See...I'm not so convinced that "consent" is across the board a 100% good thing. YES, consent is 100% important when it comes to activity that could lead to abusive or sexually abusive roleplay. 100% full stop.
But somehow it's (consent) been blended into meaning things like:
- I have to give my consent for RP to go ways contrary to what I want
- I have to give my consent to fail at something I want my character to succeed in
- You have to have my consent for you to make decisions for your character that impact my character
I feel like at some point in time the concept of consent and "failure" were blurred into something...disruptive. I've personally been threatened OOCly or harassed for making character decisions that impacted other players without their consent. Shit, I got banned from Serenity for it. A number of players sort of latch to other players and then "consent" becomes a vehicle to control other players, their IC decisions, etc.

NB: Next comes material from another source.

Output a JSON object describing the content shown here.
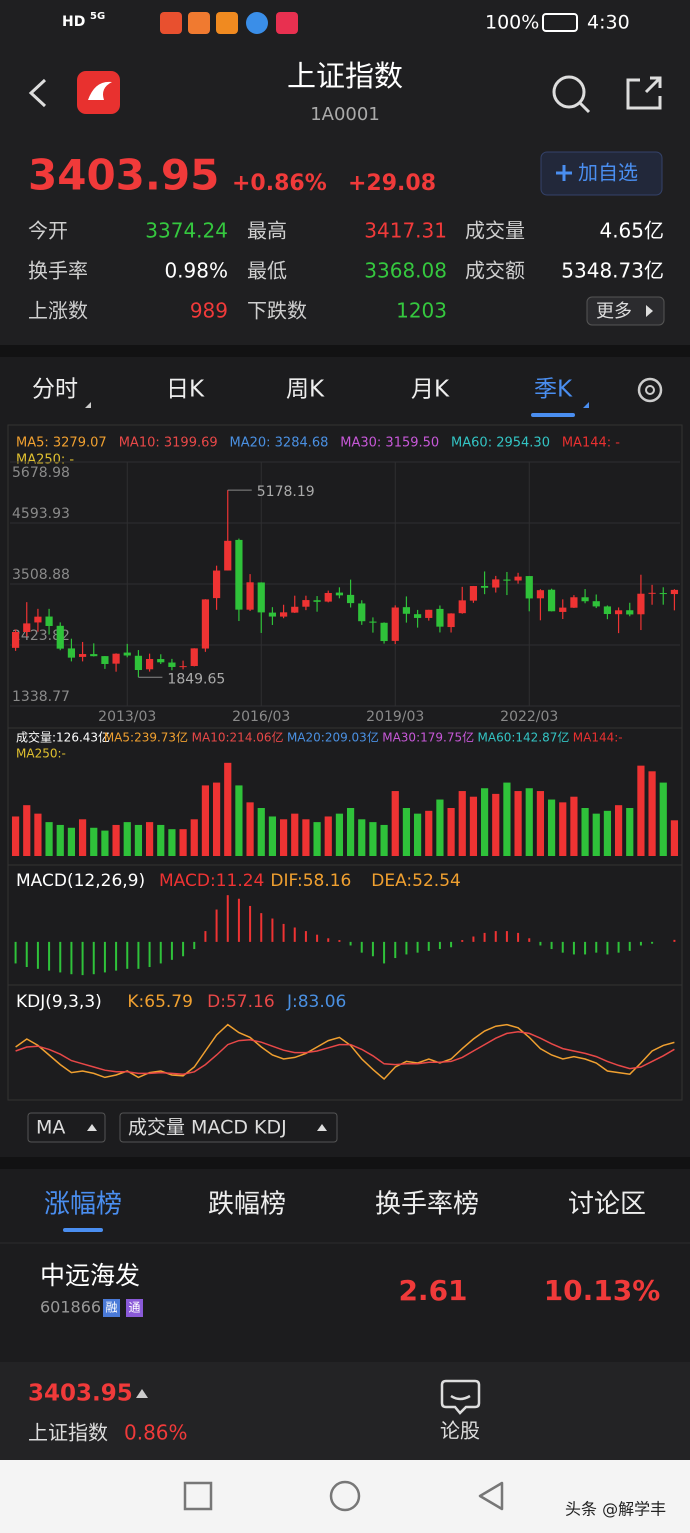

So when it comes to incentivizing IC failure I feel like the most immediate thing you can do to actually incentivize IC failure is to codify it into the game rules that A CHARACTER FAILING AT SOMETHING IS NOT A CONSENT ISSUE.
If I had my way, MUs would work like this:
- DICE determine pass/fail results, and the only things that must be consented to are capture, torture, sexual situations, and unthematic player-killings (unthematic meaning: you can't just PK because your character has a +400 combat wang, but if your character is caught betraying the king a PK is warranted)

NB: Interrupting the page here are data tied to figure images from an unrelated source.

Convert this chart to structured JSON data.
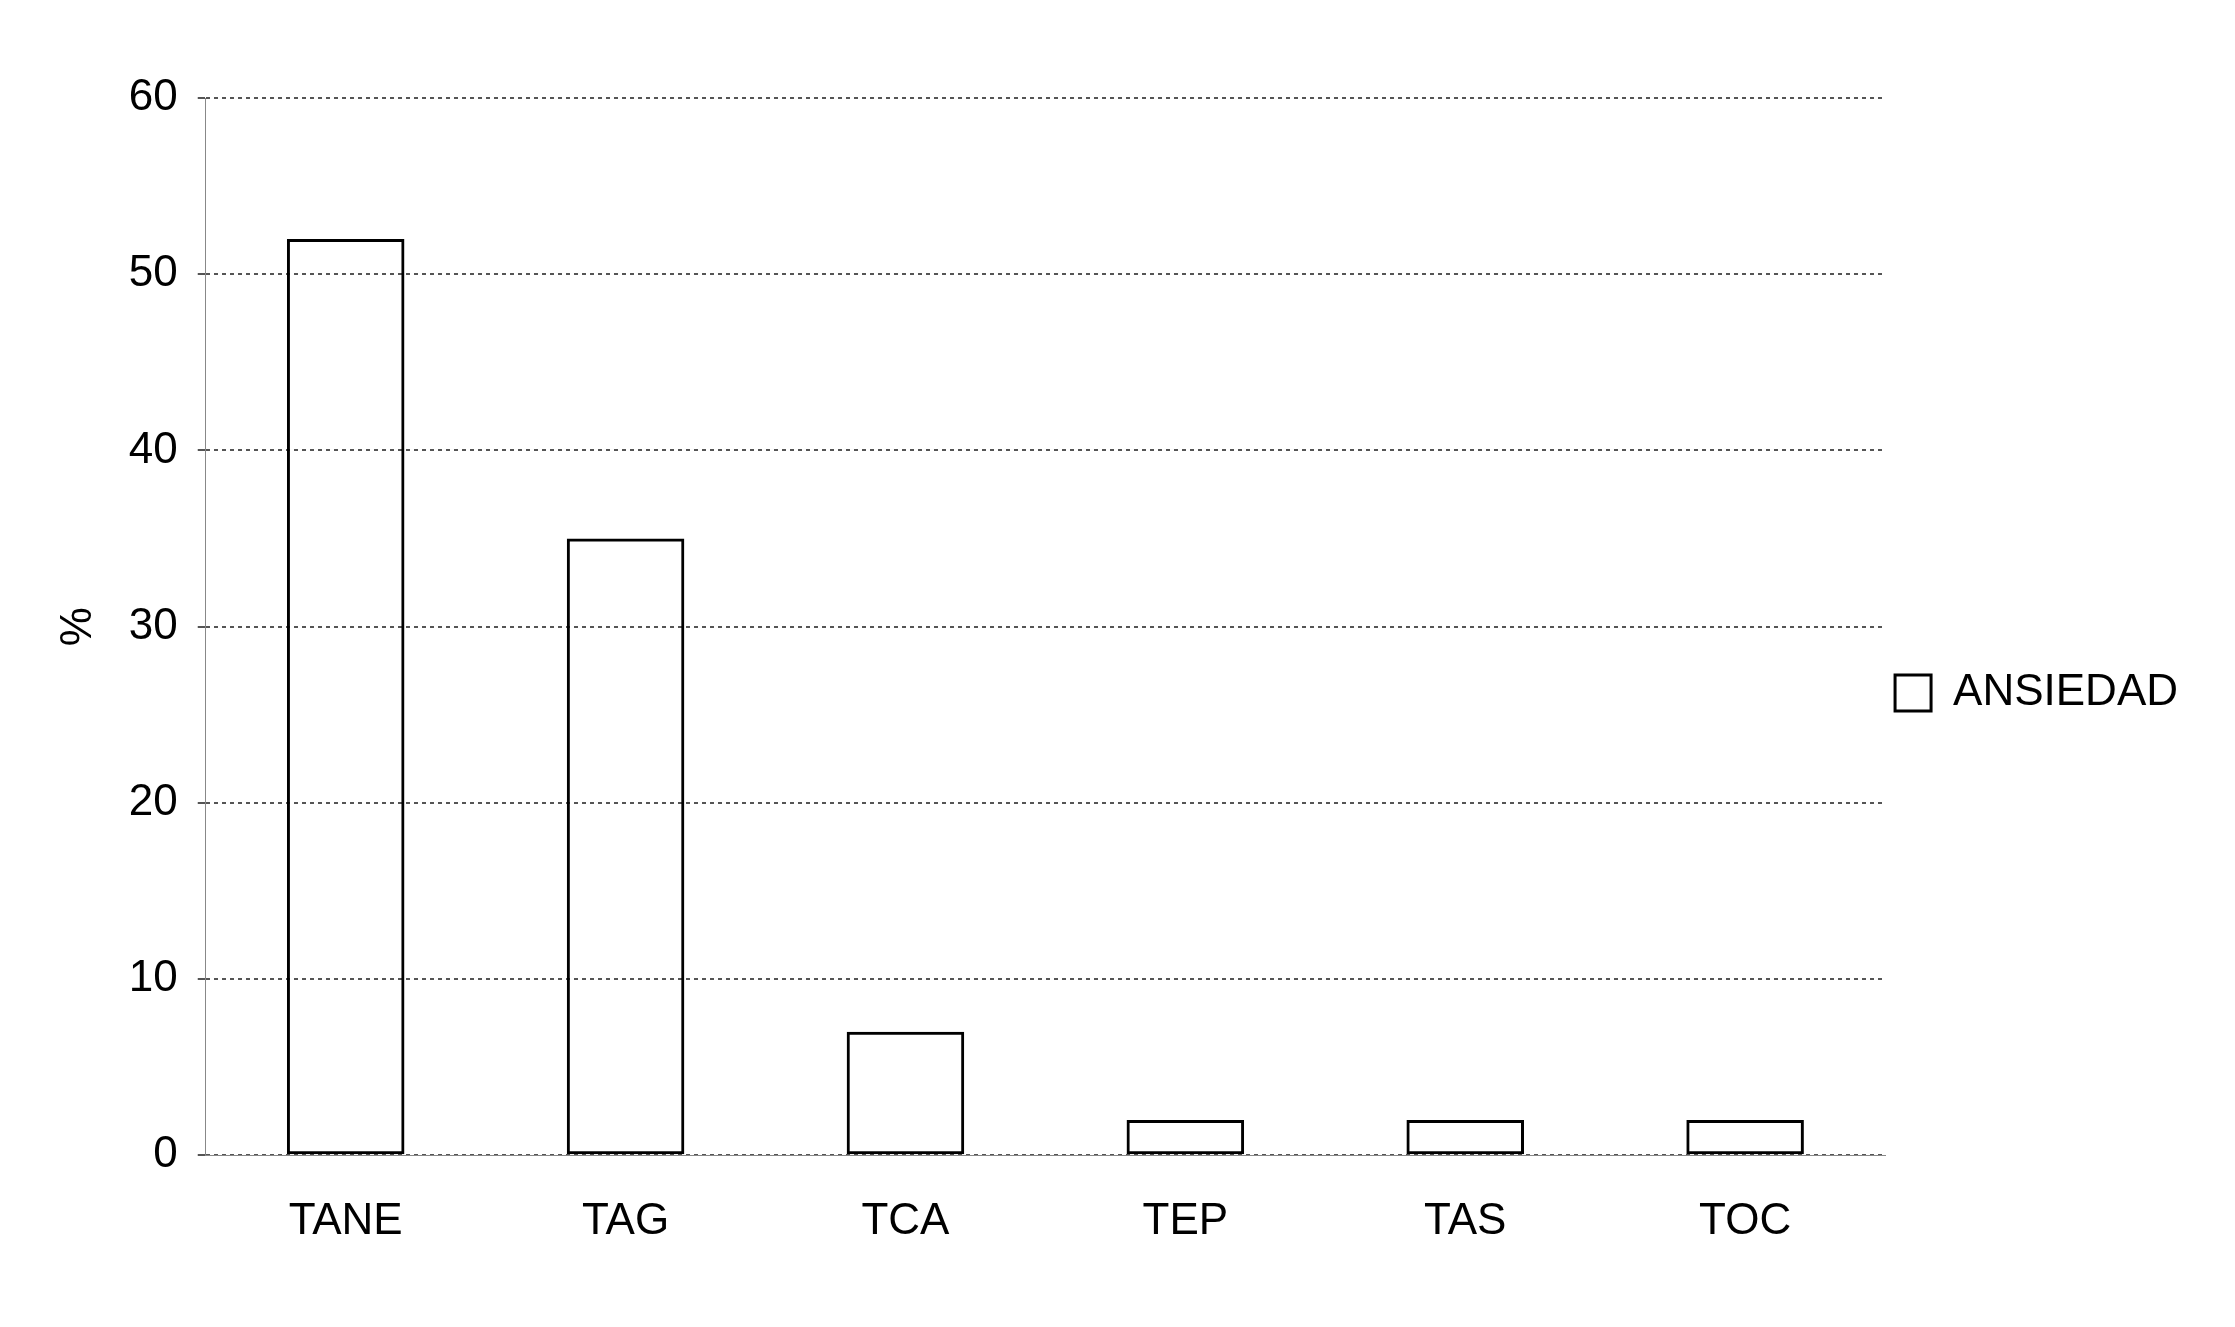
{
  "chart_data": {
    "type": "bar",
    "ylabel": "%",
    "categories": [
      "TANE",
      "TAG",
      "TCA",
      "TEP",
      "TAS",
      "TOC"
    ],
    "series": [
      {
        "name": "ANSIEDAD",
        "color": "#000000",
        "values": [
          52,
          35,
          7,
          2,
          2,
          2
        ]
      }
    ],
    "ylim": [
      0,
      60
    ],
    "yticks": [
      0,
      10,
      20,
      30,
      40,
      50,
      60
    ],
    "grid": "y",
    "legend": "right"
  }
}
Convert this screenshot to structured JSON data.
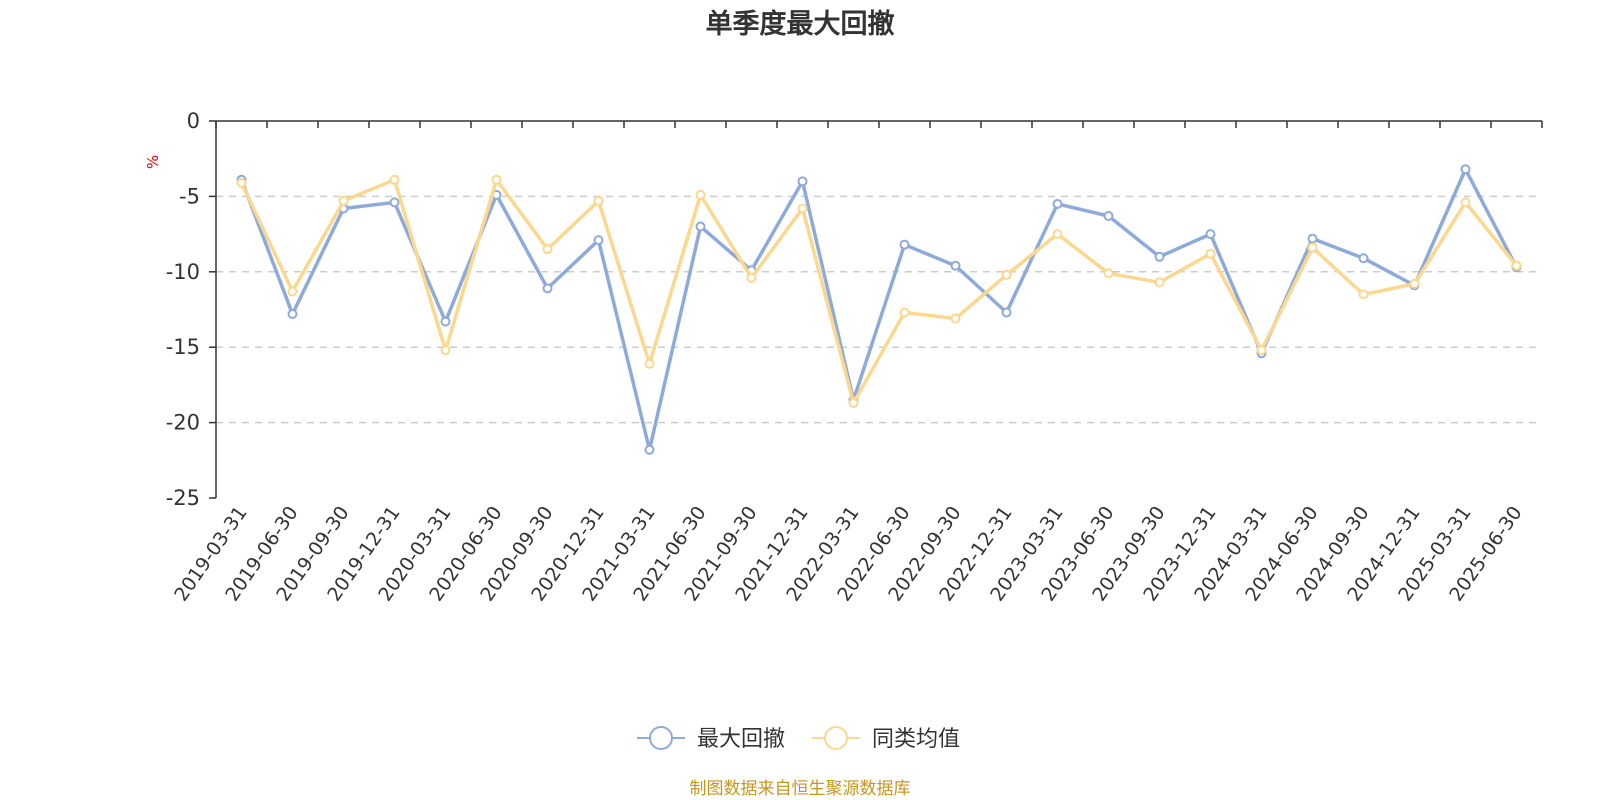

- Social dice ARE acceptable to allow for deception, lies, and IC manipulations, and failure to roleplay the results and/or metagame around social failures would be punishable by suspension (up to being removed from the game)
- Failure to roleplay or accept IC failure (up to and including no-selling failure results as things like "I'm not going to roleplay it to look as if I failed because that would make my character look bad") would be considered VERY bad form, because it incentivizes other players not to accept RP failures (thus, no one ever wins and no one ever loses without some kind of OOC manipulation/bartering, which is where we are today).
- Anything else, where it's free-form and without dice results, is between two consenting players, but refusing to RP with other players who do not wish to consent to "free form roleplay" to avoid potential failure is considered bad form, and those people may not be a good choice for the game.
Ultimately, what I'm saying, is that I feel the only way you can incentivize IC failure is to mandate it.
From my Vampire LARP days there's this concept I like to call "Stock Exchange Dice Bartering", which became a bad habit in my tabletop games. Basically, players would AVOID putting XP/Dice/etc into specific skills, and when it came time for a pass/fail result they'd all holler at the GM at the same time with ideas. The GM would then pick the best idea they heard, run with it, dice weren't rolled, and the results were roleplayed. This led to a REALLY bad tabletop RPG habit with some of my players where they'd do things like this:
- "If I as a player can Google instructions on how to build a bomb, then why should I put points into demolitions on my character sheet?"
- "If I can come up with a convincing lie OOC for my character to tell, then why should I have to roll? I have 2 social dice and 34 combat dice, but anyone can lie, right?"
- "Even though my character failed to detect the hidden vampire in the shadows, I'm randomly going to decide to rearrange the furniture mid-scene to try to move a desk on top of where the vampire is...because feng shui reasons".
Diceless/freeform systems mean that you are constantly going to have players playing around with "ghost dice" and using these OOC-leveraged explanations as to why they should and should not fail (up to and including a simple "well I didn't consent to failure and that's not fun for me, so no one gets to win" Because that's really the issue with incentivizing IC failure and players that refuse to play with scenes or other players in situations where a win for the other player means a loss for another player.
- Story is about conflict.
- Conflict means something has to succeed.
- Something succeeding means something else fails.
- And if the stories are about characters, and characters have conflict, then in many cases for a character to win another character has to lose
- And players who refuse for their characters to fail (I don't consent!) are ultimately deciding that other players are not allowed to have wins if it means their character isn't going to, as well.
So, again, I can't stress enough that where the line is drawn on how much of a "GAME" it is determines where the whistle is blow, the goals are scored, and where the rules apply. If it's a game, it needs rules, it needs referees, and it needs to determine pass/fail results. The byproduct of this is "success", "failure", "cheating", and "poor sportsmanship", and when you look at it from that perspective...most of us have been used to these concepts since childhood and have a whole lifetime of understanding those concepts. BUT if you leave it to "negotiation" then all you will ever do is negotiate, and while you're busy negotiating with people who don't play fair you will be critically impacting players who DO play fair.